Thursday, November 29, 2007

Optimization Problems

Well i am finally back to scribe, it has been a pretty long time since i had last scribed so here it is. Today in class, Mr. K introduced a new topic Optimization problems. Optimization problems are problems that deal with either finding the maximum or minimum of the function in the problem. although very rarely is the function given so you as a calculus student must use all your knowledge you've learnt up to now and create a formula/function that can be used to answer the question that is being asked. With that said Mr. K gave the class the 6 rules to live by when doing optimization problems, although do not really live by them, just follow them loosely.

6 Rules to Optimization Problems

1. Find what you are trying to either maximize or minimize.

2. Write an equation for it, make sure to use descriptive variables so you won't get confused when doing the problem.

3. Try to get the equation into a two variable form, where you are finding one of the variables, because you want to find the derivative.

4. Write the derivative of the equation in the two variable form.

5. Set the derivative to zero, and solve for the remaining values. (First Derivative Test or Second derivative Test)

6. If needed depending on what the question asks, Plug the value of that variable into the one or (two) equations to find all dimensions.

Now here is the explanation of the question done in class.

Well first we identified it was a maximum problems, because it asks for the box with dimensions with the largest volume.

Next the equation is made by using V=h*w*L, so h=x, w=16-2x, and L=21-2x. So the equation looks something like this, x(16-2x)(21-2x).

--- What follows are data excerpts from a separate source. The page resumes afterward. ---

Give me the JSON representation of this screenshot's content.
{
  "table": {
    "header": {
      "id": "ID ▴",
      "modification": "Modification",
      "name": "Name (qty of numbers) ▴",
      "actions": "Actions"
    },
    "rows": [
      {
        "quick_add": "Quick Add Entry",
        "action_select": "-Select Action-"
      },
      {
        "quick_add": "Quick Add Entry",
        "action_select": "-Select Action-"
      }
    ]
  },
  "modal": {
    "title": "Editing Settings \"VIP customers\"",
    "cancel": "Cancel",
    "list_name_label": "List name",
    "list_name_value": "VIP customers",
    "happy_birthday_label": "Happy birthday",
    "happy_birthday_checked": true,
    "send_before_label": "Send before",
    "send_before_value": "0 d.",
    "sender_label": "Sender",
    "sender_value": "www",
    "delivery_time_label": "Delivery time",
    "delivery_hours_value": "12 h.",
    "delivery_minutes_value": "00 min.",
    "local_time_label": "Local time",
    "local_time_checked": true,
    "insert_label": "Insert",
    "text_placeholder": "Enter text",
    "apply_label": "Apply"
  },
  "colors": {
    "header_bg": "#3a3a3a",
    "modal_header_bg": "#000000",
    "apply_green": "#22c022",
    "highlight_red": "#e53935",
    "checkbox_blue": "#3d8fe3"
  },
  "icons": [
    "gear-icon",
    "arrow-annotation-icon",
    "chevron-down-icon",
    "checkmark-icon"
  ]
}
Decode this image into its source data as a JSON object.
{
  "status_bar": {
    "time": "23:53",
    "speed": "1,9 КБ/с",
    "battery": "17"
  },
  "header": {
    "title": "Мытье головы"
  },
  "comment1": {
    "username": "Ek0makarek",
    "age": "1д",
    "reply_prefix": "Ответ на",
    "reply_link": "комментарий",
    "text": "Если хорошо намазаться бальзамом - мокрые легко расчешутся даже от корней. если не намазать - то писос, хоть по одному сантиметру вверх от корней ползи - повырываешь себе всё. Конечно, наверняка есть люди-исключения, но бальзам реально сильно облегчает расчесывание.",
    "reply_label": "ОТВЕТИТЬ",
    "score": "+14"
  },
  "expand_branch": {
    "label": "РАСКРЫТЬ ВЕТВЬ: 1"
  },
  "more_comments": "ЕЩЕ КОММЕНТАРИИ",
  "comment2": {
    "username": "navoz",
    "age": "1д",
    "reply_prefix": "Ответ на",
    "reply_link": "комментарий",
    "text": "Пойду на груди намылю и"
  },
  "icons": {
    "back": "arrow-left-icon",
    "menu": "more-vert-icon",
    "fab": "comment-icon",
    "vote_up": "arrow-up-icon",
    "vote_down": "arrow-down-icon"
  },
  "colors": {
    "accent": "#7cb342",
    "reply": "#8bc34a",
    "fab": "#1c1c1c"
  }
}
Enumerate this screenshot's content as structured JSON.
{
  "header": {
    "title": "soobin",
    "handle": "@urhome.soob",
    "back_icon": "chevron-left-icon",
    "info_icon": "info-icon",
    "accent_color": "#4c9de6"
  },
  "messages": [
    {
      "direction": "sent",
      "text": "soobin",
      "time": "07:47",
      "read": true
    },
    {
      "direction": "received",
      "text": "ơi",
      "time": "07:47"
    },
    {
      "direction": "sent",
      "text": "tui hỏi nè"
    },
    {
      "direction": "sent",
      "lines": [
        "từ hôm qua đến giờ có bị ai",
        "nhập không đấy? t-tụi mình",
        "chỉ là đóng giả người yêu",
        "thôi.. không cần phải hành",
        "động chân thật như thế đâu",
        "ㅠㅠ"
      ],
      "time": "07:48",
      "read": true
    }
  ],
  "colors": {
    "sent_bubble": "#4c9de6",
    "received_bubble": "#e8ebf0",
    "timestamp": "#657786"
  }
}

Then we multiply it out. 336x - 74x^2 + 4x^3

Then we take the derivative. Which is 336 - 148x + 12x^2

then by using the quadratic equation we find that x = 3 and 9.3, so we do a line graph and find it is positive before 3 and negative after 3 meaning that by the use of first derivative test, 3 is the maximum x can be.

Well, that was it for today's class. Tomorrow's Scribe will be M@rk.


Anonymous said...

How do you find the domain?

dkuropatwa said...

Look at the picture on slide #4 above. The domain has to be the values of x that "make sense."

In the case, the smallest possible value of x is zero (which you wouldn't actually do because the volume would be zero, but, it can happen). The largest possible value of x is half the length of the smallest side; in this case 16/2 or 8.

Look at the picture on slide #4 until this makes sense.